What journos are made of
With every piece also comes growth because I have to research, which requires me to read, read and read some more. I grow with every article I submit for this paper.

With every piece also comes growth because I have to research, which requires me to read, read and read some more. I grow with every article I submit for this paper.

TV show host and columnist Butch Francisco.

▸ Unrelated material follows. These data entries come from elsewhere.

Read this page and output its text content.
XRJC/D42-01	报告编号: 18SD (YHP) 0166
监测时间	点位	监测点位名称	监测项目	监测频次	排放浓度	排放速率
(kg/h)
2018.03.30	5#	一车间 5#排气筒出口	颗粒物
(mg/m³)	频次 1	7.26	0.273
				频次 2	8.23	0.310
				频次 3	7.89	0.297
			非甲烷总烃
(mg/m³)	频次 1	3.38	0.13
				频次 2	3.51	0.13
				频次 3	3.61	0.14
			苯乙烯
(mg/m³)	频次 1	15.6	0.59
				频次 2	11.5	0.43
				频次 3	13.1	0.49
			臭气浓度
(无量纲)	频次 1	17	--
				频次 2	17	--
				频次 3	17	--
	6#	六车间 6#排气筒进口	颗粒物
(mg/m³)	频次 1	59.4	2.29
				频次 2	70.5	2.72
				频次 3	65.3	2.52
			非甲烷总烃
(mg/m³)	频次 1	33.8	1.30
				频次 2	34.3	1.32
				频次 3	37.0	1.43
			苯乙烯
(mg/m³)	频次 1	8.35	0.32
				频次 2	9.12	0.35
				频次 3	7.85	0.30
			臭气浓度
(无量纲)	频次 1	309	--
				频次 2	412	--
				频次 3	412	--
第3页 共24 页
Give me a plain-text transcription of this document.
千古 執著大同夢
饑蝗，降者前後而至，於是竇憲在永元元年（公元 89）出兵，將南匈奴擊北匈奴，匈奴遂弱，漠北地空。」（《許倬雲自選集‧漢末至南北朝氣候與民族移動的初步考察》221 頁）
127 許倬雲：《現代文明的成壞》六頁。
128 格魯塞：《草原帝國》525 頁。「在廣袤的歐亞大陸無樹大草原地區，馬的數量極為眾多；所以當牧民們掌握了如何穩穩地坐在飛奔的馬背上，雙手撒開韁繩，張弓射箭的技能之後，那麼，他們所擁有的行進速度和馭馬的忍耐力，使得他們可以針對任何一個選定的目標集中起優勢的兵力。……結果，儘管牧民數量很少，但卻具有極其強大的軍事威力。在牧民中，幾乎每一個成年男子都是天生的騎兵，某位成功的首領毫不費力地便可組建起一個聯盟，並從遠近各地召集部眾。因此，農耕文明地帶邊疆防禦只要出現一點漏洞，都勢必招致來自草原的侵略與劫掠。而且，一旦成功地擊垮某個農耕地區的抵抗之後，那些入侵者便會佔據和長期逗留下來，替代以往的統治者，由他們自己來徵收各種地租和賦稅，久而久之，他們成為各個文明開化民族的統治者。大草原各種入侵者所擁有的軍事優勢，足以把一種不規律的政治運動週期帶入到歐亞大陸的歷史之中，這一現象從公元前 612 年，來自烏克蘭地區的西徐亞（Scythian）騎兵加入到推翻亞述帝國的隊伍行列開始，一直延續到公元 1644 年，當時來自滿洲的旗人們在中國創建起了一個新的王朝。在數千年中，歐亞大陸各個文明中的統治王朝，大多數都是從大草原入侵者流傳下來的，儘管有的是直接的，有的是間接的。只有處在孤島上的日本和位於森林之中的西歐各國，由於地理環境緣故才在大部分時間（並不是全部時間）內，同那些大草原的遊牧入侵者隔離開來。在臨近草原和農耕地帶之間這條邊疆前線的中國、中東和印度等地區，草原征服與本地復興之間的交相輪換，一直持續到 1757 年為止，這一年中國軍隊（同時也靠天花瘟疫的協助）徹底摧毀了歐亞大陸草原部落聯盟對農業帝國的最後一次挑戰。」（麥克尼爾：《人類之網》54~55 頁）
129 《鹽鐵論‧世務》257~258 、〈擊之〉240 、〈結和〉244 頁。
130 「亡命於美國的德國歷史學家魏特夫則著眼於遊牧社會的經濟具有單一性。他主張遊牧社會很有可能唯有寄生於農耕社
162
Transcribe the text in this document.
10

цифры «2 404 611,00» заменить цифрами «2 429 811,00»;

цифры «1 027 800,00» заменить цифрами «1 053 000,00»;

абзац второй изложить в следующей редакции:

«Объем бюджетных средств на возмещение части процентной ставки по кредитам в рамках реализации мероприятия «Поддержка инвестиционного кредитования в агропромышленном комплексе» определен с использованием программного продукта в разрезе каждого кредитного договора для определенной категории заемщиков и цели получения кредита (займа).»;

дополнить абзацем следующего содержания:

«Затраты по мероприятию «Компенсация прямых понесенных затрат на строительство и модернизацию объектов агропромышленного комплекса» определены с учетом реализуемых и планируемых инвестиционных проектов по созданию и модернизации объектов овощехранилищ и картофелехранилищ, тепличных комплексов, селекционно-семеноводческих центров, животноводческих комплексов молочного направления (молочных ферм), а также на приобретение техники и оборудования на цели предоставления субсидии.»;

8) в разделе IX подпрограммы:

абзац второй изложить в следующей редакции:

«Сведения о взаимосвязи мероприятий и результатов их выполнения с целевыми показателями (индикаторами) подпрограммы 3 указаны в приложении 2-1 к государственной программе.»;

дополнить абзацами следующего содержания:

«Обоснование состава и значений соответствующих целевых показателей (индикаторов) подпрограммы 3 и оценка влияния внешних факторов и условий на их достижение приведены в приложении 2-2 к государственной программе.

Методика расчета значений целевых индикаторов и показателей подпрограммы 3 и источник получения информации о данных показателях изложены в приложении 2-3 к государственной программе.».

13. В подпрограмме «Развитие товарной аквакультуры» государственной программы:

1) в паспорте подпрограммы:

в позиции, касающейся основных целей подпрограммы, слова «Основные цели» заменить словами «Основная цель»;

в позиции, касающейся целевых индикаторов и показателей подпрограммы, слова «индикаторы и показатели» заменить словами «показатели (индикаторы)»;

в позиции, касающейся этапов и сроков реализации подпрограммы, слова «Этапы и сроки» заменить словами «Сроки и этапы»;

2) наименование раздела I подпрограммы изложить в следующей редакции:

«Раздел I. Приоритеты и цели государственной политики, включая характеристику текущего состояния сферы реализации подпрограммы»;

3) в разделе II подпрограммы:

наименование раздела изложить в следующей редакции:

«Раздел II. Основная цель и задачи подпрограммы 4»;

Grit and growth are both essential in any profession, particularly in media. Grit simply enveloped my system as soon as I embraced the field of journalism late in my teens.
I became part of print media as the result of a school requirement. Journalism was my major in college and I had to spend an entire summer doing practicum work for a magazine that, sadly, is no longer in circulation. I consider myself lucky though because my mentors were quite exacting: They frowned on lackadaisical work.
Before I was even given my OJT certificate, I was already offered to join the publication as a regular staff member. No, I did not turn in the best pieces during my apprenticeship, but my bosses knew that I was not choosy with assignments.
I worked on stories other staffers did not want to do. I thought that was courage. But it was really ignorance on my part. I was so young I never realized the repercussions of doing controversial topics. One TV network president got so annoyed when I asked him about the drop in the ratings of the shows in his station that he threw me out of his office. I got even by slamming the door on my way out.
When I first joined television, I had more grit than talent. That was the time I was in ABS-CBN. The network treated me well, but I hated the format of the program assigned to me because it was all gossip. I left after five years and decided to study in Massachusetts. This was around the same time now Senator Francis Pangilinan and wife Sharon Cuneta were in Boston.
Pangilinan and I were in the same school, but he was a scholar and had a regular stipend. I was on my own. After school, therefore, I had to work at the commissary where I stacked canned goods.
I decided to leave my savings in the Philippines and tried out starting all over again. Looking back, that was true grit. With my small salary, I had to carefully budget my expenses. I sometimes ate moldy bread and even cleaned other people’s homes for a free meal.
Then, disaster struck. Everything I earned working for ABS-CBN got lost in a bank run. I had to quit school and fly back to Manila to rework my finances. Fortunately, GMA took me in and made me host Startalk for 16 years. I had to churn out grit at every assignment. I devised ways how to make my subject cry by my second question to save on precious airtime.
Remote coverages required even greater grit. I gatecrashed celebrity weddings, birthday parties and even funerals. I learned how to endure being in the middle of a rowdy crowd that mashed my butt and there was nothing I could do but tolerate what I only realize now was actually sexual harassment!
With grit automatically came growth. In those TV assignments, I studied how to be tough. I mastered how to play around with eight cameras, while receiving five different instructions from a pool of writers, the floor director and the executive producer. All those, I had to process in my head while speaking before millions of viewers — live.
And now that I write for DAILY TRIBUNE, I have to rely on grit to be able write my Saturday column. With every piece also comes growth because I have to research, which requires me to read, read and read some more. I grow with every article I submit for this paper.
It could be hard work, but I won’t have it any other way. Grit and growth had always been there for me through all those decades I’ve spent in media.